# Our DIY Theater featuring a 155" Screen



## Oleson M.D.

As a home builder in North Texas, we designed, developed and built our theater when we built our house in late 2006.
I put 75% of my energy into this one room, as it is a dedicated 7.1 surround theater with a separate 2 channel stereo system as well.
The screen, acoustic wall panels, and black velvet drapes were made by us. We did use other subs (painters, trim people, etc.) along the way, but we were there from sunup to sundown 7 days a week for 10 months.

It was a lot of fun and we are still tweaking the whole thing!

Equipment:
Panasonic PTAX-100U 
NAD T163 Pre/Pro
B&K separates (ST1400 Series II, Stereo and Mono, 125.2 Series II)
Sony BDP-S301 & Panasonic DMP-BD60
Samsung HD841 SACD / DVD Audio / DVD Player
Dynaco Pas 3 Series II Tube Pre-Amp
Sound Valves Mosfet 32 Power Amp
Denon Turntable (DP-500M) Shure M97xE Cartridge
Parasound Z Phono Pre-Amp
Denon AM/FM Tuner
JVC S-VHS Player
Speakers - VMPS RM2 Jr's - L&R, VMPS Mini-Tower IIA's - Centers, Madisound Subs (2), 
Dynaco A25 - Side L&R, H.H. Scott - Rear L&R


----------



## Moonfly

Shweeeeeet setup :T

Oh, and can I have some money , seriously though . . . . . 

I have to say, if you were local to me, I would actually pay you to come and see latest releases there rather than endure the local cinema. That certainly is a fantastic looking room you should be very proud of.

Well done :hail:


----------



## chadnliz

Beautiful looking room you have there!


----------



## dpromano76

:clap: very well done! ....this is why I need a house!


----------



## Prof.

VERY nice!!!..beautifully done and a nice size room..:clap: :T
The exit signs is a nice touch!..
What size and type of screen did you build?


----------



## Oleson M.D.

Thanks for the compliments. As we were building this, I had visions of doing custom screen installations in high end theaters. This was at the peak of the real estate boom as well. They are a little hard to see, but the left and right entrance doors are upholstered and tufted with buttons. This was suggested by my door sales rep. I never would have thought of that on my own!
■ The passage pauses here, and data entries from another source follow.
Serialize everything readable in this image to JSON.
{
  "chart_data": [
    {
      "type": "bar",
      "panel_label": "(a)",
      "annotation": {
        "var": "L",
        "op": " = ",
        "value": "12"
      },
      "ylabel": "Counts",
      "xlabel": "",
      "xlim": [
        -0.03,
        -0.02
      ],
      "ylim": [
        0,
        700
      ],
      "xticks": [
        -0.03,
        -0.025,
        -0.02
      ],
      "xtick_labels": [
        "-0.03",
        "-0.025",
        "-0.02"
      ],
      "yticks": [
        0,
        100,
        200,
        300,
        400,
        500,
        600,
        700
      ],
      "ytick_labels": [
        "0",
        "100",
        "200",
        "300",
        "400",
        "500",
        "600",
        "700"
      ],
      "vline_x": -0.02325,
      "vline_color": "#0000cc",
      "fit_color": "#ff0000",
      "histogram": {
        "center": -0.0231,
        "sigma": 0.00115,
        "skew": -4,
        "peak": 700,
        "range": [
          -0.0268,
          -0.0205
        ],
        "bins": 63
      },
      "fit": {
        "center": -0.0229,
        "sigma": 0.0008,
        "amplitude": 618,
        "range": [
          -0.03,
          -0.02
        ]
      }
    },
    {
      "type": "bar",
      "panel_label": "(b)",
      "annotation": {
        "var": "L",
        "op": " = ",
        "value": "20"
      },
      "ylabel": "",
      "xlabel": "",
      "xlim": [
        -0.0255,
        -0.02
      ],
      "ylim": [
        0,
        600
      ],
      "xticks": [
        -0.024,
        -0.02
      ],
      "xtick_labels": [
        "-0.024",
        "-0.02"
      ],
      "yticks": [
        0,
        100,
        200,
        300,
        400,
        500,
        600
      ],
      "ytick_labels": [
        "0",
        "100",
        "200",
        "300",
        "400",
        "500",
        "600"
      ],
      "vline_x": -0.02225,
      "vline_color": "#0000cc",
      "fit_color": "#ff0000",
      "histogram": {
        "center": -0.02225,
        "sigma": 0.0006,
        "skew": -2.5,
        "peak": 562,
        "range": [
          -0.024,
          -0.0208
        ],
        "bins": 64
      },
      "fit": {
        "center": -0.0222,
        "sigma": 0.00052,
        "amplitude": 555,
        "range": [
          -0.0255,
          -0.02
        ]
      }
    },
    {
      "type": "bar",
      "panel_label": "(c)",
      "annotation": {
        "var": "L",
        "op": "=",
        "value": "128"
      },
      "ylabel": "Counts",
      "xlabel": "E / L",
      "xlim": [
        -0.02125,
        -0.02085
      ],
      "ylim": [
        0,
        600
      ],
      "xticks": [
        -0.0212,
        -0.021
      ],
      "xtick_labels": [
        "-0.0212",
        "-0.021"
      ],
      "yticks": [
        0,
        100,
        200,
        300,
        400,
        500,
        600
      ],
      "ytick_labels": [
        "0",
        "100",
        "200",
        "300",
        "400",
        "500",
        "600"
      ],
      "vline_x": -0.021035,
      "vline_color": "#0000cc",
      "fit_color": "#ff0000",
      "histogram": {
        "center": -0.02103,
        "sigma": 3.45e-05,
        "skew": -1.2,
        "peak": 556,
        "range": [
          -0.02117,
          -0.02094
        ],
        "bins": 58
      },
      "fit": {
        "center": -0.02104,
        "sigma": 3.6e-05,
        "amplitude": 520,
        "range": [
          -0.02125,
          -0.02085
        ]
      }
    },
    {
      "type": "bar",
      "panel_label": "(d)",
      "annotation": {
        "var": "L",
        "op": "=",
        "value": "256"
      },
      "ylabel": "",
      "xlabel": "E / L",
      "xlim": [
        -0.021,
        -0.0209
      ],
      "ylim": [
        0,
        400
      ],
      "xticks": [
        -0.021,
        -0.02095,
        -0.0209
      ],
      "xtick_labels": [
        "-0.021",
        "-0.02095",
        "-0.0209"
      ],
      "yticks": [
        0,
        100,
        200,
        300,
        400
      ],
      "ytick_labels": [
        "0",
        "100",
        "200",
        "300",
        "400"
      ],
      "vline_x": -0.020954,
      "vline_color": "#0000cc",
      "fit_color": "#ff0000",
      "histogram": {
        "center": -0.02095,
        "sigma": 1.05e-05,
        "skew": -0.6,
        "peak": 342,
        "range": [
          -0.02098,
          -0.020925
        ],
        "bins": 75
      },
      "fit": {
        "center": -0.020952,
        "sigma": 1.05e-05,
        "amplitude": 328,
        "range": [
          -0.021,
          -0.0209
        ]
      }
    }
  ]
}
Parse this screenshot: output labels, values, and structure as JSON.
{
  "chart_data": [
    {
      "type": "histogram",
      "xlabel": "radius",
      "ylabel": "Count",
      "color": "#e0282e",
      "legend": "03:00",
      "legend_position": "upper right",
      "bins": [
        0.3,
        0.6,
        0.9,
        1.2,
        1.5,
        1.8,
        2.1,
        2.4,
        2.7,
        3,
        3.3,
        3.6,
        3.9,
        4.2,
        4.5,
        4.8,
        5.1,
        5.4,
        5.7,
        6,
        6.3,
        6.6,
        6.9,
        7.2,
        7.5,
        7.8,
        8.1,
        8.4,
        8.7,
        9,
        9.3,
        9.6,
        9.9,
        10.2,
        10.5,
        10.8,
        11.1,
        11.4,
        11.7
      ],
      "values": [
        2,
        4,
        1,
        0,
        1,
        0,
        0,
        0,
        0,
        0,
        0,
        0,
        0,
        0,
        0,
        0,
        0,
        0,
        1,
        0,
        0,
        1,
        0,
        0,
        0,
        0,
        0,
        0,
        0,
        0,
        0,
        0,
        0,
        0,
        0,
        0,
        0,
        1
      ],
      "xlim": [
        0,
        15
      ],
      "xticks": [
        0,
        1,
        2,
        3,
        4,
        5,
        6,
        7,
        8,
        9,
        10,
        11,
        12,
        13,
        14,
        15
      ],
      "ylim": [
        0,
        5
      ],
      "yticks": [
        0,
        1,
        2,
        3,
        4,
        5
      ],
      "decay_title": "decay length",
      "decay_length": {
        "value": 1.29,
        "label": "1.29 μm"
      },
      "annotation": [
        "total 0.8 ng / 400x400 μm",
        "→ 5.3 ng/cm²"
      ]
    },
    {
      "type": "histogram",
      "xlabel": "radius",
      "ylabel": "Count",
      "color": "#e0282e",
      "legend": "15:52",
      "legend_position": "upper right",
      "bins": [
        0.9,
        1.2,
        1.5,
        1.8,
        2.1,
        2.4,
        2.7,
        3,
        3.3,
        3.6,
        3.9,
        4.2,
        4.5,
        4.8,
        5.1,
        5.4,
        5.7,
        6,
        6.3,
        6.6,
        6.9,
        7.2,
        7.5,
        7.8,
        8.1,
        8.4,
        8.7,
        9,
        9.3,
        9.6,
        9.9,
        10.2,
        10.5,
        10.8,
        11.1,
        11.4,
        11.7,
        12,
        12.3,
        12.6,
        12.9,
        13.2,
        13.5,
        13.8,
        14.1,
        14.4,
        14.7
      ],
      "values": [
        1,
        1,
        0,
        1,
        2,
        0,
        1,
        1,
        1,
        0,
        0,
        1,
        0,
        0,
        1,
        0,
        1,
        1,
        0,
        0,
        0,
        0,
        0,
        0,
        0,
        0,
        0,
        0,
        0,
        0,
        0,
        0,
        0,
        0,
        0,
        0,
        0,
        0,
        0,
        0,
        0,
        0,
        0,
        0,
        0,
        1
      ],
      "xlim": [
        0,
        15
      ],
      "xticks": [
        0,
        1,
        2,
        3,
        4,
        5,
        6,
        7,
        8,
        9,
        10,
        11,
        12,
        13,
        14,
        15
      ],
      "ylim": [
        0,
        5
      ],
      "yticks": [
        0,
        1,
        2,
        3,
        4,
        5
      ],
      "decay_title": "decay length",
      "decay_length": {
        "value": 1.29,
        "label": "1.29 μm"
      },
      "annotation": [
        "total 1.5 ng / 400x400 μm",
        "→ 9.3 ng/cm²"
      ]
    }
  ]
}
The screen size is 155". It's a formula of Behr Silver Screen and White Opal Pearlescent. The ratio is 3 to 2.
There is a very detailed post on this in the DIY screen section. The screen is very good, and VERY neutral. The best part is it's easy to mix the paint.

The Panasonic PTAX-100U throws plenty of light. The only issue I'm trying to correct is a bit of crushed white syndrome. As soon as my calibration disc shows up we'll tackle that issue!


----------



## Gulldor

Very nice build. I love your use of moldings. I may do something similar after seeing how well yours turned out.


----------



## Oleson M.D.

This was an easy project as we were building a new house and as such started with a clean slate. My trim carpenter did a great job on the chair rail and columns.

Other than the audio gear, the most expensive part of this whole project was the carpet (Ouch!), followed next by the seating.

Thanks for the kind comments!


----------



## recruit

WOW! That looks amazing TXFlyGuy :T


----------



## StuBerger

Simply put....beautiful job!


----------



## thagerty

Nice....


----------



## bambino

AWESOME! :sn:


----------



## michaelcarey

Those seats look extra comfy. Seating is one thing that many (including me) overlook... I always funnel funding into equipment rather than seating or new carpet... one day, maybe...

Michael.


----------



## asazad

Have to say most impressive theater I've seen on any forum.:unbelievable: I recently posted pictures of my theater and while I'm proud of it, your effort here totally humbles me. Enjoy it!


----------



## martinez331

Gorgeous room! Very very nice!!!! I wish I had a spare room to setup like that!


----------



## XxxBERRYxxX

Very nice indeed...I would spend a lot of time in there!


----------